Shane Vitarana more brain > blog.html

Tada Calendar

For the past 2-3 months, I’ve been thinking through the details of implementing the last great web app, the shareable calendar. I believe it is time to bring the calendar into the world of Ajax and RSS. I was excited a few weeks ago when Novell announced that it was open sourcing its Hula Project. Hula provides a great platform to build the next generation calendar.

I want to see a calendar that has the simplicity and responsiveness of Tada List. I want to be able to see the details of a day by simply hovering my mouse over a cell in a monthly view. I want to be able to start entering an event with just one click, without having the page reload. I believe, with proper design, a calendar can be functional, and not be complicated and cluttered like Yahoo!’s Calendar. Yahoo has just too many boxes, lines, and ads that distract. It seems like the web is moving away from portals that do everything, to specialized sites that do one thing really well. I don’t need a todo list with my calendar, I already have that covered, I just want a calendar.

If a popular calendar site comes out and gets widely adopted, it may even sway people away from Outlook/Exchange or force Microsoft to implemented a non-proprietary calendar standard such as iCalendar. This will help immensely in alleviating the synchronization issue.
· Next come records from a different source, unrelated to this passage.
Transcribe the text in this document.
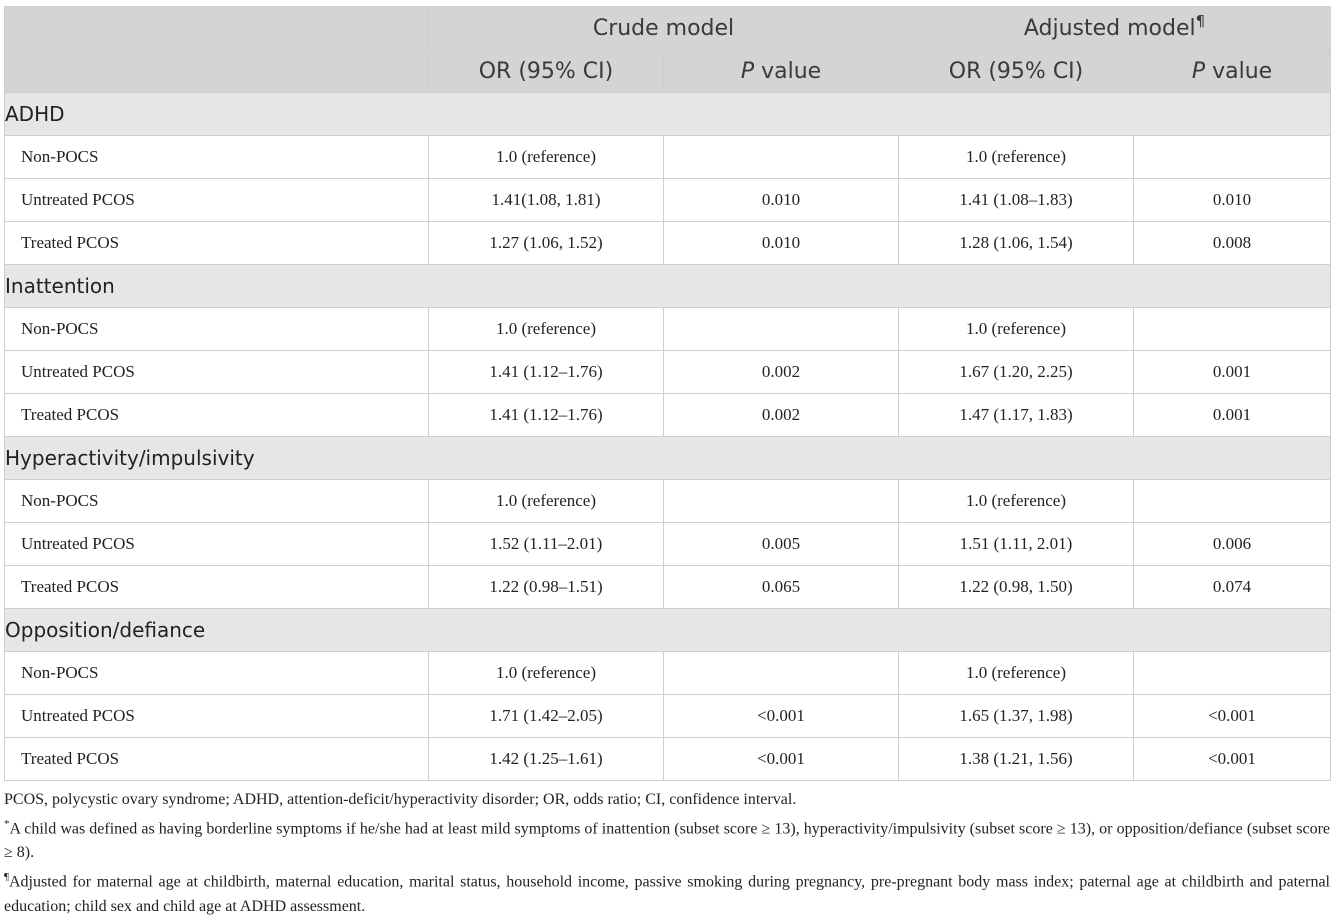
	Crude model		Adjusted model¶
	OR (95% CI)	P value	OR (95% CI)	P value
ADHD				
Non-POCS	1.0 (reference)		1.0 (reference)	
Untreated PCOS	1.41(1.08, 1.81)	0.010	1.41 (1.08–1.83)	0.010
Treated PCOS	1.27 (1.06, 1.52)	0.010	1.28 (1.06, 1.54)	0.008
Inattention				
Non-POCS	1.0 (reference)		1.0 (reference)	
Untreated PCOS	1.41 (1.12–1.76)	0.002	1.67 (1.20, 2.25)	0.001
Treated PCOS	1.41 (1.12–1.76)	0.002	1.47 (1.17, 1.83)	0.001
Hyperactivity/impulsivity				
Non-POCS	1.0 (reference)		1.0 (reference)	
Untreated PCOS	1.52 (1.11–2.01)	0.005	1.51 (1.11, 2.01)	0.006
Treated PCOS	1.22 (0.98–1.51)	0.065	1.22 (0.98, 1.50)	0.074
Opposition/defiance				
Non-POCS	1.0 (reference)		1.0 (reference)	
Untreated PCOS	1.71 (1.42–2.05)	<0.001	1.65 (1.37, 1.98)	<0.001
Treated PCOS	1.42 (1.25–1.61)	<0.001	1.38 (1.21, 1.56)	<0.001

PCOS, polycystic ovary syndrome; ADHD, attention-deficit/hyperactivity disorder; OR, odds ratio; CI, confidence interval.

*A child was defined as having borderline symptoms if he/she had at least mild symptoms of inattention (subset score ≥ 13), hyperactivity/impulsivity (subset score ≥ 13), or opposition/defiance (subset score ≥ 8).

¶Adjusted for maternal age at childbirth, maternal education, marital status, household income, passive smoking during pregnancy, pre-pregnant body mass index; paternal age at childbirth and paternal education; child sex and child age at ADHD assessment.
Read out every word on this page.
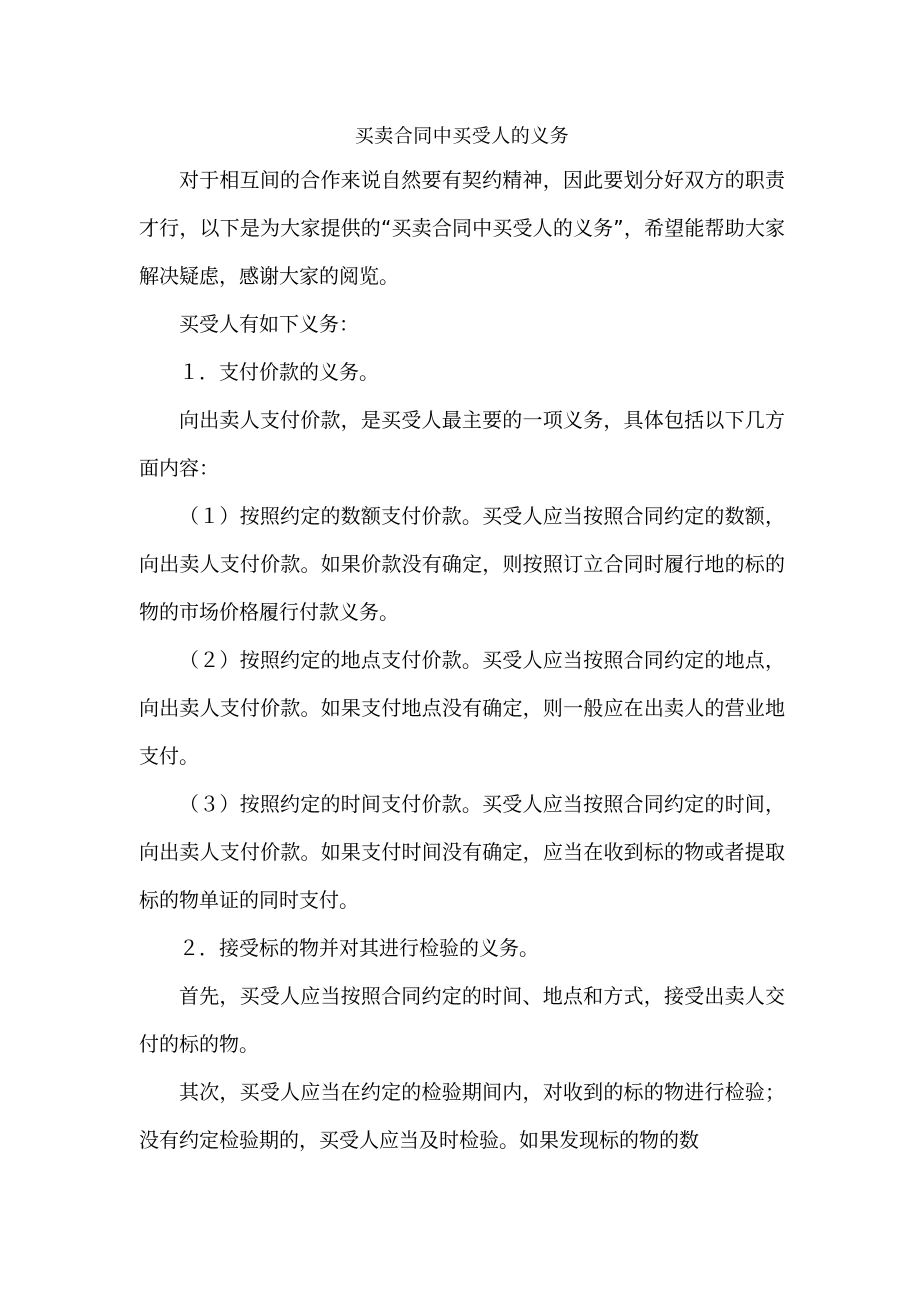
买卖合同中买受人的义务

对于相互间的合作来说自然要有契约精神，因此要划分好双方的职责才行，以下是为大家提供的“买卖合同中买受人的义务”，希望能帮助大家解决疑虑，感谢大家的阅览。

买受人有如下义务：

１．支付价款的义务。

向出卖人支付价款，是买受人最主要的一项义务，具体包括以下几方面内容：

（１）按照约定的数额支付价款。买受人应当按照合同约定的数额，向出卖人支付价款。如果价款没有确定，则按照订立合同时履行地的标的物的市场价格履行付款义务。

（２）按照约定的地点支付价款。买受人应当按照合同约定的地点，向出卖人支付价款。如果支付地点没有确定，则一般应在出卖人的营业地支付。

（３）按照约定的时间支付价款。买受人应当按照合同约定的时间，向出卖人支付价款。如果支付时间没有确定，应当在收到标的物或者提取标的物单证的同时支付。

２．接受标的物并对其进行检验的义务。

首先，买受人应当按照合同约定的时间、地点和方式，接受出卖人交付的标的物。

其次，买受人应当在约定的检验期间内，对收到的标的物进行检验；没有约定检验期的，买受人应当及时检验。如果发现标的物的数
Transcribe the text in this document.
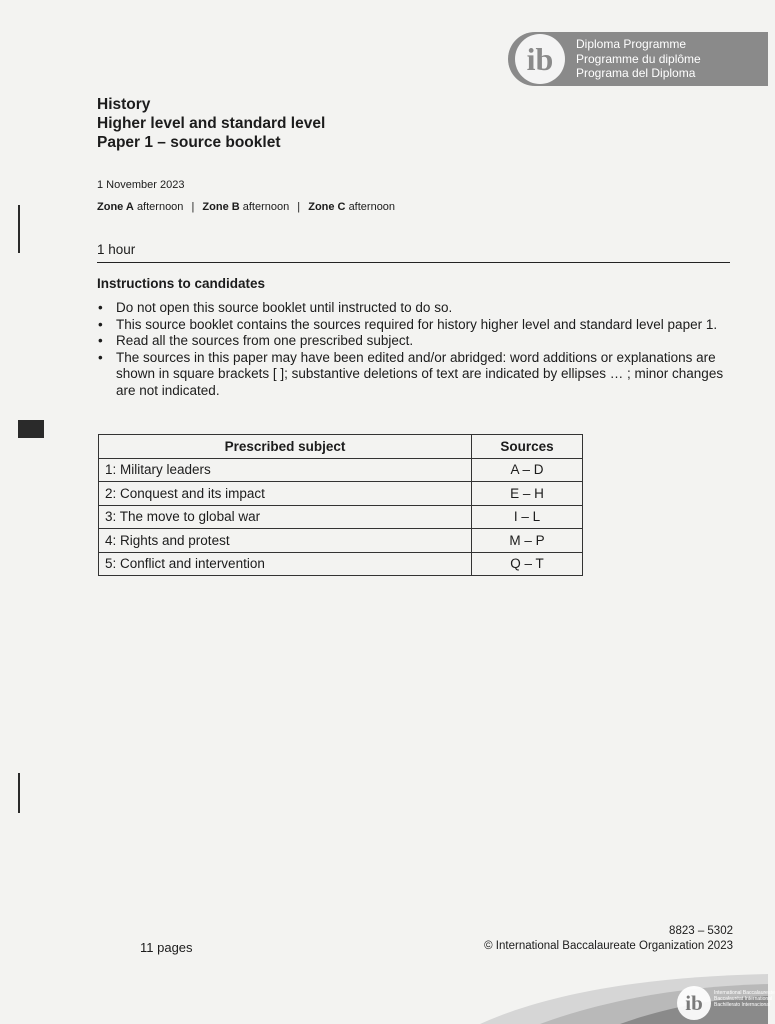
ib Diploma Programme
Programme du diplôme
Programa del Diploma
History
Higher level and standard level
Paper 1 – source booklet
1 November 2023
Zone A afternoon | Zone B afternoon | Zone C afternoon
1 hour
Instructions to candidates
• Do not open this source booklet until instructed to do so.
• This source booklet contains the sources required for history higher level and standard level paper 1.
• Read all the sources from one prescribed subject.
• The sources in this paper may have been edited and/or abridged: word additions or explanations are shown in square brackets [ ]; substantive deletions of text are indicated by ellipses … ; minor changes are not indicated.
Prescribed subject	Sources
1: Military leaders	A – D
2: Conquest and its impact	E – H
3: The move to global war	I – L
4: Rights and protest	M – P
5: Conflict and intervention	Q – T
8823 – 5302
11 pages	© International Baccalaureate Organization 2023
ib International Baccalaureate
Baccalauréat International
Bachillerato Internacional
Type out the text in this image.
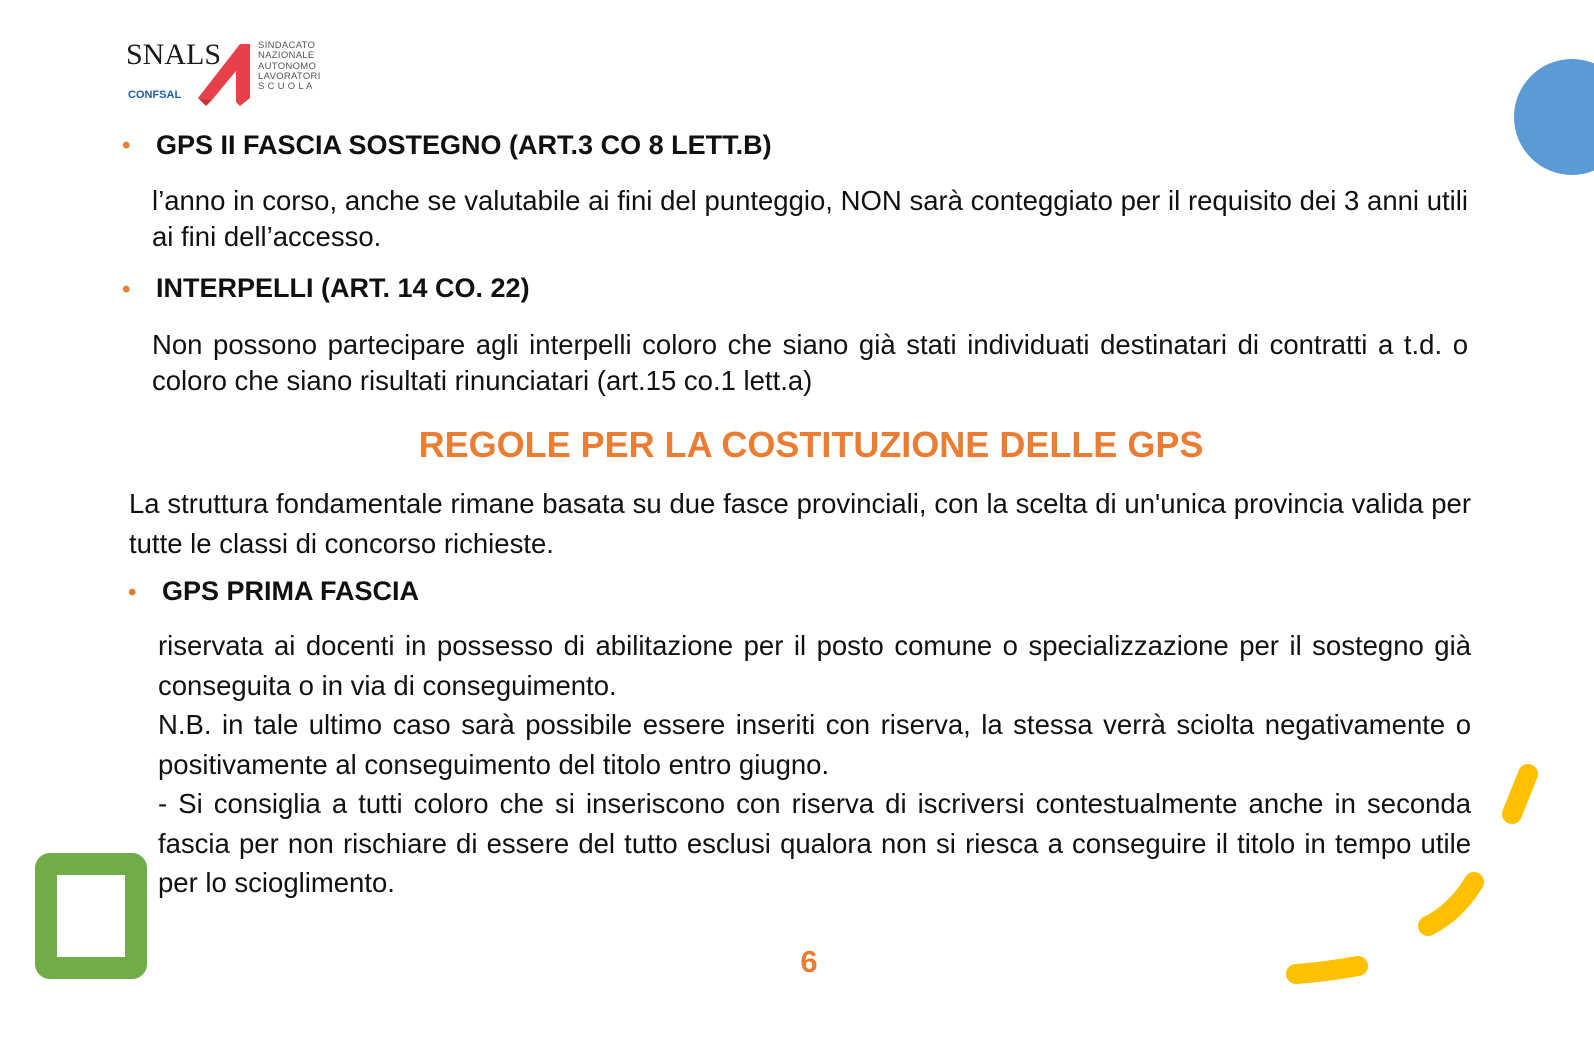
SNALS
CONFSAL
SINDACATO
NAZIONALE
AUTONOMO
LAVORATORI
S C U O L A
• GPS II FASCIA SOSTEGNO (ART.3 CO 8 LETT.B)
l’anno in corso, anche se valutabile ai fini del punteggio, NON sarà conteggiato per il requisito dei 3 anni utili ai fini dell’accesso.
• INTERPELLI (ART. 14 CO. 22)
Non possono partecipare agli interpelli coloro che siano già stati individuati destinatari di contratti a t.d. o coloro che siano risultati rinunciatari (art.15 co.1 lett.a)
REGOLE PER LA COSTITUZIONE DELLE GPS
La struttura fondamentale rimane basata su due fasce provinciali, con la scelta di un'unica provincia valida per tutte le classi di concorso richieste.
• GPS PRIMA FASCIA
riservata ai docenti in possesso di abilitazione per il posto comune o specializzazione per il sostegno già conseguita o in via di conseguimento.
N.B. in tale ultimo caso sarà possibile essere inseriti con riserva, la stessa verrà sciolta negativamente o positivamente al conseguimento del titolo entro giugno.
- Si consiglia a tutti coloro che si inseriscono con riserva di iscriversi contestualmente anche in seconda fascia per non rischiare di essere del tutto esclusi qualora non si riesca a conseguire il titolo in tempo utile per lo scioglimento.
6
How do you make money with it? I’m sure the big guys like Google will obviously want to make money doing something like this. One thing I can think of is to have sponsored events during the free time on your calendar. Google can index the past history of your calendar and suggest things for you to do in your spare time based on this history. For example, lets say you had an event for a rock concert a few weeks ago. Google can now add a sponsored event this coming weekend for a another rock concert, with a link to Ticketmaster. Obviously this event will be transparent and will not trigger any reminders. This model can be made to operate just like AdWords. However, if it is too intrusive, they can simply list the ads on the side like they do now. I believe its worth the experiment.

It looks like I’m not the only one who has been thinking about this.